Set of Apache Solr resources for StormCrawler that allows you to create topologies that consume from a Solr collection and store metrics, status or parsed content into Solr.
The easiest way is currently to use the archetype for Solr with:
mvn archetype:generate -DarchetypeGroupId=org.apache.stormcrawler -DarchetypeArtifactId=stormcrawler-solr-archetype -DarchetypeVersion=3.2.0-SNAPSHOT
You'll be asked to enter a groupId (e.g. com.mycompany.crawler), an artefactId (e.g. stormcrawler), a version, a package name and details about the user agent to use.
This will not only create a fully formed project containing a POM with the dependency above but also a set of resources, configuration files and sample topology classes. Enter the directory you just created (should be the same as the artefactId you specified earlier) and follow the instructions on the README file.

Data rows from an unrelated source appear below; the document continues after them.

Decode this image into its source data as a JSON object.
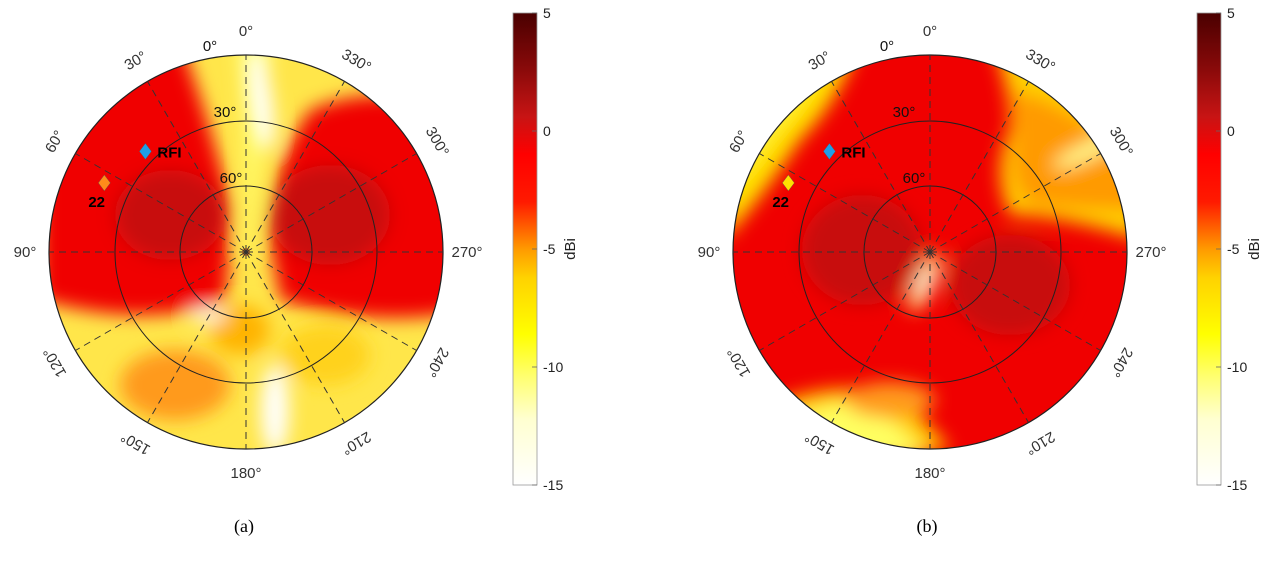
{
  "chart_data": [
    {
      "type": "heatmap",
      "projection": "polar",
      "caption": "(a)",
      "azimuth_labels": [
        "0°",
        "330°",
        "300°",
        "270°",
        "240°",
        "210°",
        "180°",
        "150°",
        "120°",
        "90°",
        "60°",
        "30°"
      ],
      "azimuth_values": [
        0,
        330,
        300,
        270,
        240,
        210,
        180,
        150,
        120,
        90,
        60,
        30
      ],
      "elevation_labels": [
        "0°",
        "30°",
        "60°"
      ],
      "elevation_values": [
        0,
        30,
        60
      ],
      "colorbar": {
        "label": "dBi",
        "ticks": [
          5,
          0,
          -5,
          -10,
          -15
        ],
        "range": [
          -15,
          5
        ],
        "colormap": "hot"
      },
      "markers": [
        {
          "label": "RFI",
          "shape": "diamond",
          "color": "#1e9ee8",
          "azimuth": 45,
          "elevation": 25
        },
        {
          "label": "22",
          "shape": "diamond",
          "color": "#ff8c1a",
          "azimuth": 64,
          "elevation": 18
        }
      ]
    },
    {
      "type": "heatmap",
      "projection": "polar",
      "caption": "(b)",
      "azimuth_labels": [
        "0°",
        "330°",
        "300°",
        "270°",
        "240°",
        "210°",
        "180°",
        "150°",
        "120°",
        "90°",
        "60°",
        "30°"
      ],
      "azimuth_values": [
        0,
        330,
        300,
        270,
        240,
        210,
        180,
        150,
        120,
        90,
        60,
        30
      ],
      "elevation_labels": [
        "0°",
        "30°",
        "60°"
      ],
      "elevation_values": [
        0,
        30,
        60
      ],
      "colorbar": {
        "label": "dBi",
        "ticks": [
          5,
          0,
          -5,
          -10,
          -15
        ],
        "range": [
          -15,
          5
        ],
        "colormap": "hot"
      },
      "markers": [
        {
          "label": "RFI",
          "shape": "diamond",
          "color": "#1e9ee8",
          "azimuth": 45,
          "elevation": 25
        },
        {
          "label": "22",
          "shape": "diamond",
          "color": "#ffe000",
          "azimuth": 64,
          "elevation": 18
        }
      ]
    }
  ]
}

You will of course need to have both Apache Storm (2.8.0) and Apache Solr (9.8.0) installed.
Official references:
-
IndexerBolt: Implementation of AbstractIndexerBolt that allows to index the parsed data and metadata into a specified Solr collection.
-
MetricsConsumer: Class that allows to store Storm metrics in Solr.
-
SolrSpout: Spout that allows to get URLs from a specified Solr collection.
-
StatusUpdaterBolt: Implementation of AbstractStatusUpdaterBolt that allows to store the status of each URL along with the serialized metadata in Solr.